Hugging Face Data/Code Split Workflow
Use two Hugging Face repos:
- Data repo: Dataset repo, e.g.
YOUR_USERNAME/decode-iblend-data - Code repo: Model repo by default, e.g.
YOUR_USERNAME/decode-iblend-code
This keeps the large CSV data separate from the notebook/script code.
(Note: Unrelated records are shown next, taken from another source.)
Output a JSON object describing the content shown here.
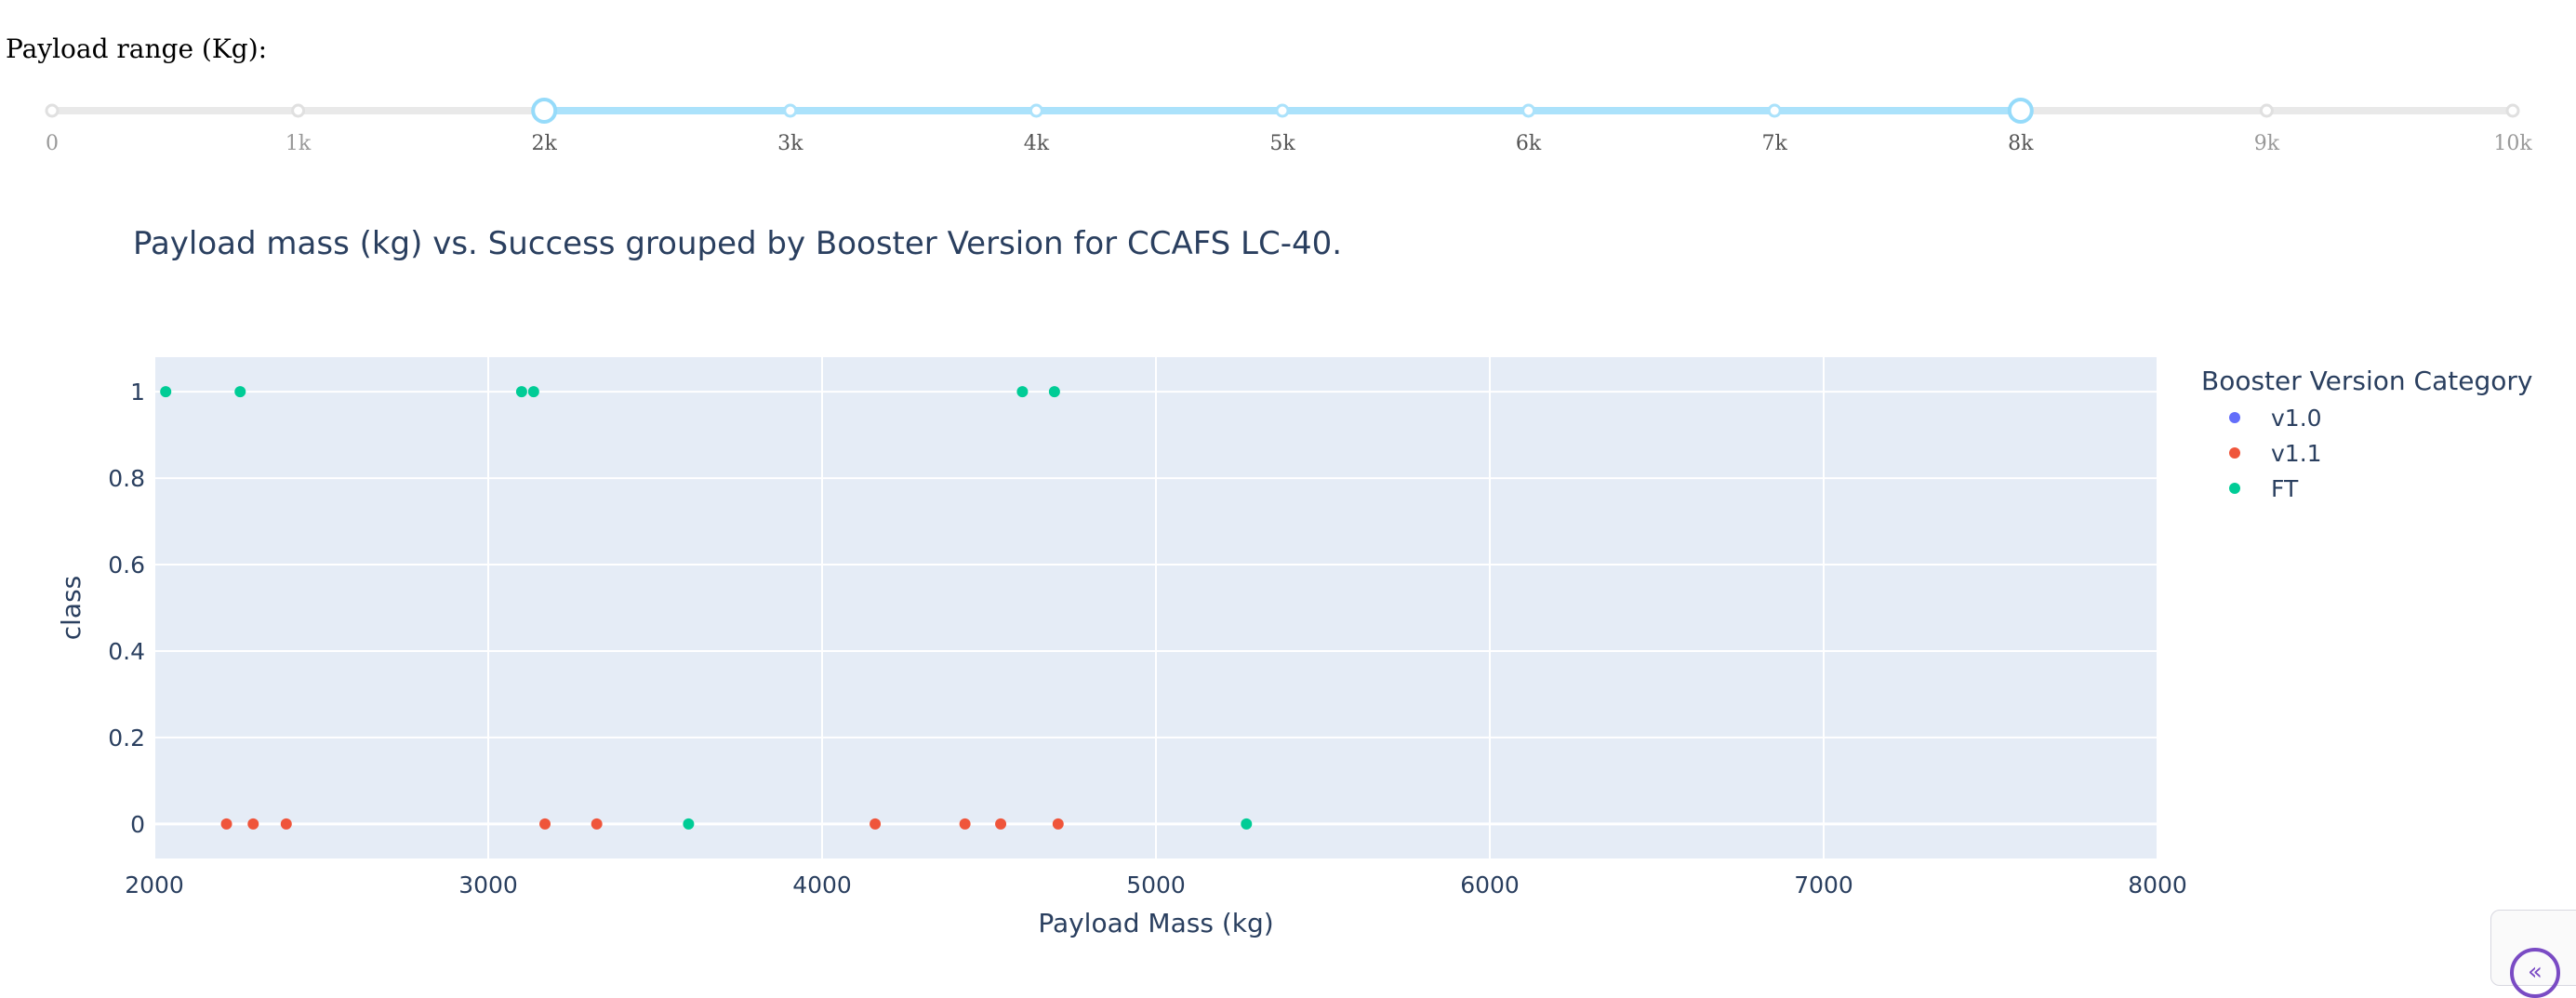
{
  "slider": {
    "label": "Payload range (Kg):",
    "min": 0,
    "max": 10000,
    "selected_min": 2000,
    "selected_max": 8000,
    "marks": [
      "0",
      "1k",
      "2k",
      "3k",
      "4k",
      "5k",
      "6k",
      "7k",
      "8k",
      "9k",
      "10k"
    ],
    "track_color": "#e9e9e9",
    "active_color": "#abe2fb",
    "handle_color": "#96dbfa"
  },
  "chart_data": {
    "type": "scatter",
    "title": "Payload mass (kg) vs. Success grouped by Booster Version for CCAFS LC-40.",
    "xlabel": "Payload Mass (kg)",
    "ylabel": "class",
    "xlim": [
      2000,
      8000
    ],
    "ylim": [
      -0.08,
      1.08
    ],
    "x_ticks": [
      2000,
      3000,
      4000,
      5000,
      6000,
      7000,
      8000
    ],
    "x_tick_labels": [
      "2000",
      "3000",
      "4000",
      "5000",
      "6000",
      "7000",
      "8000"
    ],
    "y_ticks": [
      0,
      0.2,
      0.4,
      0.6,
      0.8,
      1
    ],
    "y_tick_labels": [
      "0",
      "0.2",
      "0.4",
      "0.6",
      "0.8",
      "1"
    ],
    "grid": true,
    "legend_title": "Booster Version Category",
    "legend_position": "right",
    "plot_bg": "#e5ecf6",
    "series": [
      {
        "name": "v1.0",
        "color": "#636efa",
        "points": []
      },
      {
        "name": "v1.1",
        "color": "#ef553b",
        "points": [
          {
            "x": 2216,
            "y": 0
          },
          {
            "x": 2296,
            "y": 0
          },
          {
            "x": 2395,
            "y": 0
          },
          {
            "x": 3170,
            "y": 0
          },
          {
            "x": 3325,
            "y": 0
          },
          {
            "x": 4159,
            "y": 0
          },
          {
            "x": 4428,
            "y": 0
          },
          {
            "x": 4535,
            "y": 0
          },
          {
            "x": 4707,
            "y": 0
          }
        ]
      },
      {
        "name": "FT",
        "color": "#00cc96",
        "points": [
          {
            "x": 2034,
            "y": 1
          },
          {
            "x": 2257,
            "y": 1
          },
          {
            "x": 3100,
            "y": 1
          },
          {
            "x": 3136,
            "y": 1
          },
          {
            "x": 4600,
            "y": 1
          },
          {
            "x": 4696,
            "y": 1
          },
          {
            "x": 3600,
            "y": 0
          },
          {
            "x": 5271,
            "y": 0
          }
        ]
      }
    ]
  }
}
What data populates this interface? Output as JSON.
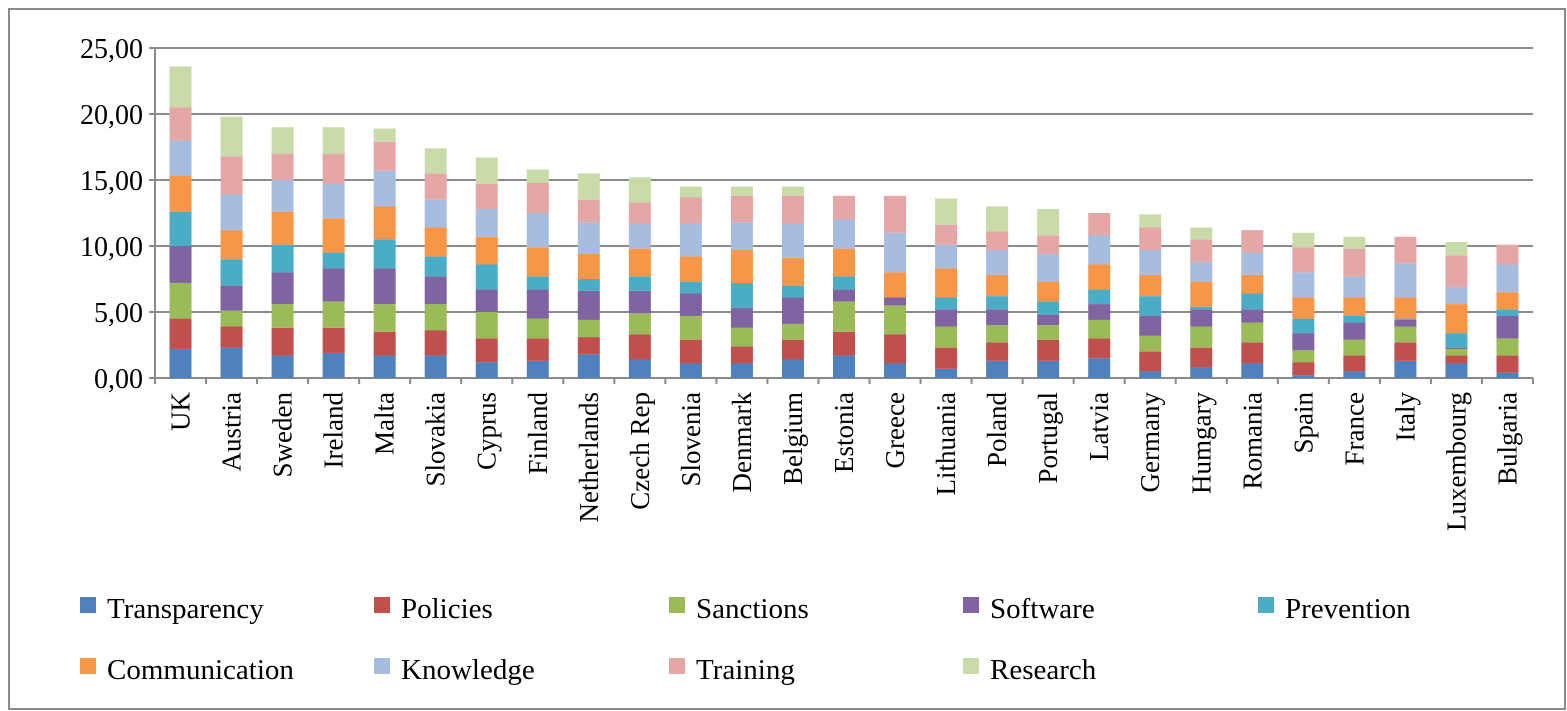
{
  "chart_data": {
    "type": "stacked-bar",
    "categories": [
      "UK",
      "Austria",
      "Sweden",
      "Ireland",
      "Malta",
      "Slovakia",
      "Cyprus",
      "Finland",
      "Netherlands",
      "Czech Rep",
      "Slovenia",
      "Denmark",
      "Belgium",
      "Estonia",
      "Greece",
      "Lithuania",
      "Poland",
      "Portugal",
      "Latvia",
      "Germany",
      "Humgary",
      "Romania",
      "Spain",
      "France",
      "Italy",
      "Luxembourg",
      "Bulgaria"
    ],
    "series": [
      {
        "name": "Transparency",
        "color": "#4f81bd",
        "values": [
          2.2,
          2.3,
          1.7,
          1.9,
          1.7,
          1.7,
          1.2,
          1.3,
          1.8,
          1.4,
          1.1,
          1.1,
          1.4,
          1.7,
          1.1,
          0.7,
          1.3,
          1.3,
          1.5,
          0.5,
          0.8,
          1.1,
          0.2,
          0.5,
          1.3,
          1.1,
          0.4
        ]
      },
      {
        "name": "Policies",
        "color": "#c0504d",
        "values": [
          2.3,
          1.6,
          2.1,
          1.9,
          1.8,
          1.9,
          1.8,
          1.7,
          1.3,
          1.9,
          1.8,
          1.3,
          1.5,
          1.8,
          2.2,
          1.6,
          1.4,
          1.6,
          1.5,
          1.5,
          1.5,
          1.6,
          1.0,
          1.2,
          1.4,
          0.6,
          1.3
        ]
      },
      {
        "name": "Sanctions",
        "color": "#9bbb59",
        "values": [
          2.7,
          1.2,
          1.8,
          2.0,
          2.1,
          2.0,
          2.0,
          1.5,
          1.3,
          1.6,
          1.8,
          1.4,
          1.2,
          2.3,
          2.2,
          1.6,
          1.3,
          1.1,
          1.4,
          1.2,
          1.6,
          1.5,
          0.9,
          1.2,
          1.2,
          0.5,
          1.3
        ]
      },
      {
        "name": "Software",
        "color": "#8064a2",
        "values": [
          2.8,
          1.9,
          2.4,
          2.5,
          2.7,
          2.1,
          1.7,
          2.2,
          2.2,
          1.7,
          1.7,
          1.5,
          2.0,
          0.9,
          0.6,
          1.3,
          1.2,
          0.8,
          1.2,
          1.5,
          1.3,
          1.0,
          1.3,
          1.3,
          0.5,
          0.1,
          1.7
        ]
      },
      {
        "name": "Prevention",
        "color": "#4bacc6",
        "values": [
          2.6,
          2.0,
          2.1,
          1.2,
          2.2,
          1.5,
          1.9,
          1.0,
          0.9,
          1.1,
          0.9,
          1.9,
          0.9,
          1.0,
          0,
          0.9,
          1.0,
          1.0,
          1.1,
          1.5,
          0.2,
          1.2,
          1.1,
          0.5,
          0.1,
          1.1,
          0.5
        ]
      },
      {
        "name": "Communication",
        "color": "#f79646",
        "values": [
          2.7,
          2.2,
          2.5,
          2.6,
          2.5,
          2.2,
          2.1,
          2.2,
          1.9,
          2.1,
          1.9,
          2.5,
          2.1,
          2.1,
          1.9,
          2.2,
          1.6,
          1.5,
          1.9,
          1.6,
          1.9,
          1.4,
          1.6,
          1.4,
          1.6,
          2.2,
          1.3
        ]
      },
      {
        "name": "Knowledge",
        "color": "#a7bde0",
        "values": [
          2.7,
          2.7,
          2.4,
          2.6,
          2.7,
          2.1,
          2.1,
          2.6,
          2.4,
          1.9,
          2.5,
          2.1,
          2.6,
          2.2,
          3.0,
          1.8,
          1.9,
          2.1,
          2.2,
          1.9,
          1.5,
          1.7,
          1.9,
          1.6,
          2.6,
          1.3,
          2.1
        ]
      },
      {
        "name": "Training",
        "color": "#e4a7a6",
        "values": [
          2.5,
          2.9,
          2.0,
          2.3,
          2.2,
          2.0,
          1.9,
          2.3,
          1.7,
          1.6,
          2.0,
          2.0,
          2.1,
          1.8,
          2.8,
          1.5,
          1.4,
          1.4,
          1.7,
          1.7,
          1.7,
          1.7,
          1.9,
          2.1,
          2.0,
          2.4,
          1.5
        ]
      },
      {
        "name": "Research",
        "color": "#c9dba8",
        "values": [
          3.1,
          3.0,
          2.0,
          2.0,
          1.0,
          1.9,
          2.0,
          1.0,
          2.0,
          1.9,
          0.8,
          0.7,
          0.7,
          0,
          0,
          2.0,
          1.9,
          2.0,
          0,
          1.0,
          0.9,
          0,
          1.1,
          0.9,
          0,
          1.0,
          0
        ]
      }
    ],
    "ylim": [
      0,
      25
    ],
    "yticks": [
      {
        "value": 0,
        "label": "0,00"
      },
      {
        "value": 5,
        "label": "5,00"
      },
      {
        "value": 10,
        "label": "10,00"
      },
      {
        "value": 15,
        "label": "15,00"
      },
      {
        "value": 20,
        "label": "20,00"
      },
      {
        "value": 25,
        "label": "25,00"
      }
    ],
    "grid": true
  }
}
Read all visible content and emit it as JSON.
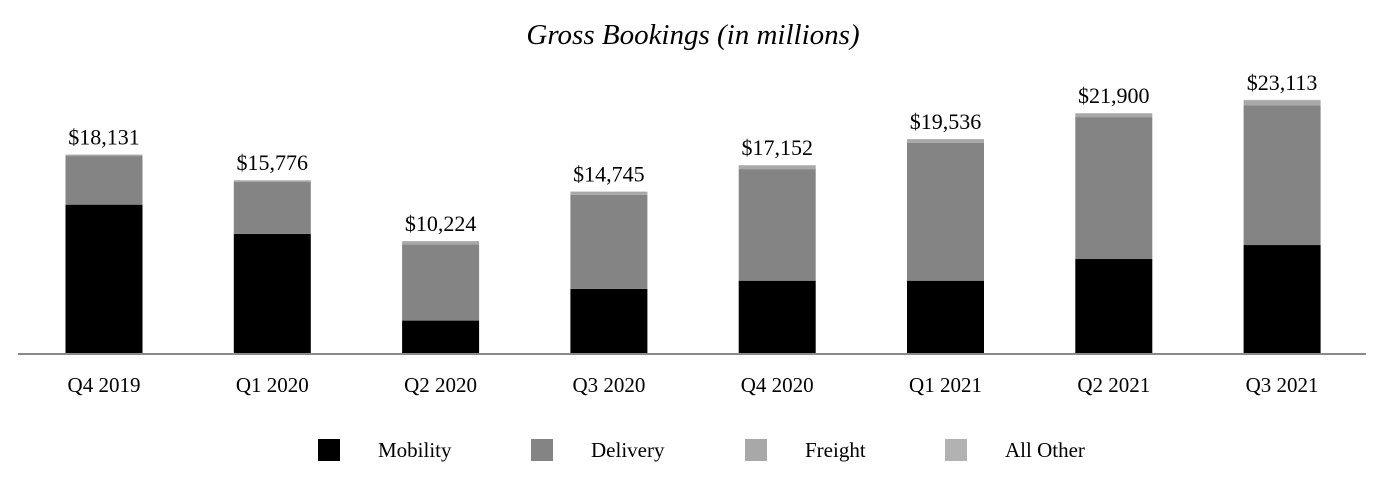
{
  "chart_data": {
    "type": "bar",
    "stacked": true,
    "title": "Gross Bookings (in millions)",
    "xlabel": "",
    "ylabel": "",
    "ylim": [
      0,
      25000
    ],
    "grid": false,
    "legend_position": "bottom",
    "categories": [
      "Q4 2019",
      "Q1 2020",
      "Q2 2020",
      "Q3 2020",
      "Q4 2020",
      "Q1 2021",
      "Q2 2021",
      "Q3 2021"
    ],
    "totals": [
      18131,
      15776,
      10224,
      14745,
      17152,
      19536,
      21900,
      23113
    ],
    "total_labels": [
      "$18,131",
      "$15,776",
      "$10,224",
      "$14,745",
      "$17,152",
      "$19,536",
      "$21,900",
      "$23,113"
    ],
    "series": [
      {
        "name": "Mobility",
        "color": "#000000",
        "values": [
          13544,
          10880,
          2960,
          5850,
          6600,
          6600,
          8580,
          9855
        ]
      },
      {
        "name": "Delivery",
        "color": "#848484",
        "values": [
          4436,
          4730,
          6960,
          8600,
          10190,
          12600,
          12960,
          12740
        ]
      },
      {
        "name": "Freight",
        "color": "#a8a8a8",
        "values": [
          121,
          136,
          264,
          255,
          322,
          296,
          320,
          468
        ]
      },
      {
        "name": "All Other",
        "color": "#b2b2b2",
        "values": [
          30,
          30,
          40,
          40,
          40,
          40,
          40,
          50
        ]
      }
    ]
  }
}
1. Upload From This Machine
python3 -m pip install huggingface_hub
export HF_TOKEN=hf_your_token_here
python3 scripts/upload_to_huggingface.py \
--data-repo-id YOUR_USERNAME/decode-iblend-data \
--code-repo-id YOUR_USERNAME/decode-iblend-code
Optional private repos:
python3 scripts/upload_to_huggingface.py \
--data-repo-id YOUR_USERNAME/decode-iblend-data \
--code-repo-id YOUR_USERNAME/decode-iblend-code \
--private
Dry run:
python3 scripts/upload_to_huggingface.py \
--data-repo-id YOUR_USERNAME/decode-iblend-data \
--code-repo-id YOUR_USERNAME/decode-iblend-code \
--dry-run
If you also want the code repo to be a Dataset repo:
python3 scripts/upload_to_huggingface.py \
--data-repo-id YOUR_USERNAME/decode-iblend-data \
--code-repo-id YOUR_USERNAME/decode-iblend-code \
--code-repo-type dataset
2. Download Data And Code In A Fresh Notebook
import os
import subprocess
import sys
from pathlib import Path
subprocess.run([sys.executable, "-m", "pip", "install", "-q", "huggingface_hub"], check=True)
from huggingface_hub import snapshot_download
HF_DATA_REPO_ID = "YOUR_USERNAME/decode-iblend-data"
HF_CODE_REPO_ID = "YOUR_USERNAME/decode-iblend-code"
CODE_REPO_TYPE = "model" # change to "dataset" if you uploaded code as a dataset repo
DATA_DIR = Path("hf_data")
CODE_DIR = Path("hf_code")
snapshot_download(
repo_id=HF_DATA_REPO_ID,
repo_type="dataset",
local_dir=str(DATA_DIR),
local_dir_use_symlinks=False,
)
snapshot_download(
repo_id=HF_CODE_REPO_ID,
repo_type=CODE_REPO_TYPE,
local_dir=str(CODE_DIR),
local_dir_use_symlinks=False,
)
os.environ["IBLEND_DATA_ROOT"] = str(DATA_DIR.resolve())
SCRIPT_PATH = str((CODE_DIR / "scripts" / "decode_reimplementation.py").resolve())
print("Data root:", os.environ["IBLEND_DATA_ROOT"])
print("Script:", SCRIPT_PATH)
Then run immediately in the same notebook with subprocess:
import subprocess
import sys
TRAIN_ENV = os.environ.copy()
TRAIN_ENV["DECODE_DISABLE_TENSORFLOW"] = "1"
TRAIN_ENV.pop("CUDA_VISIBLE_DEVICES", None)
subprocess.run([
sys.executable, SCRIPT_PATH,
"--mode", "paper_buildings",
"--target", "Academic",
"--test-span-days", "7",
"--skip-lstm",
], check=True, env=TRAIN_ENV)
For deep learning, run each model separately:
for model_name in ["lstm", "cnn", "tcn"]:
subprocess.run([
sys.executable, SCRIPT_PATH,
"--mode", "paper_buildings",
"--target", "Academic",
"--test-span-days", "7",
"--dl-models", model_name,
"--epochs", "20",
"--batch-size", "64",
], check=True, env=TRAIN_ENV)
Data Repo Layout
energy_dataset/
IIITD_occupancy_dataset/
iiitd_calender_schedule/
weather_comparison/
Code Repo Layout
DECODE_Reimplementation.ipynb
HUGGINGFACE.md
scripts/decode_reimplementation.py
scripts/upload_to_huggingface.py
scripts/preprocess_and_eda_by_building.py
decode_reimplementation_outputs/README.md
decode_reimplementation.py reads data from IBLEND_DATA_ROOT, so code and data can live in separate folders.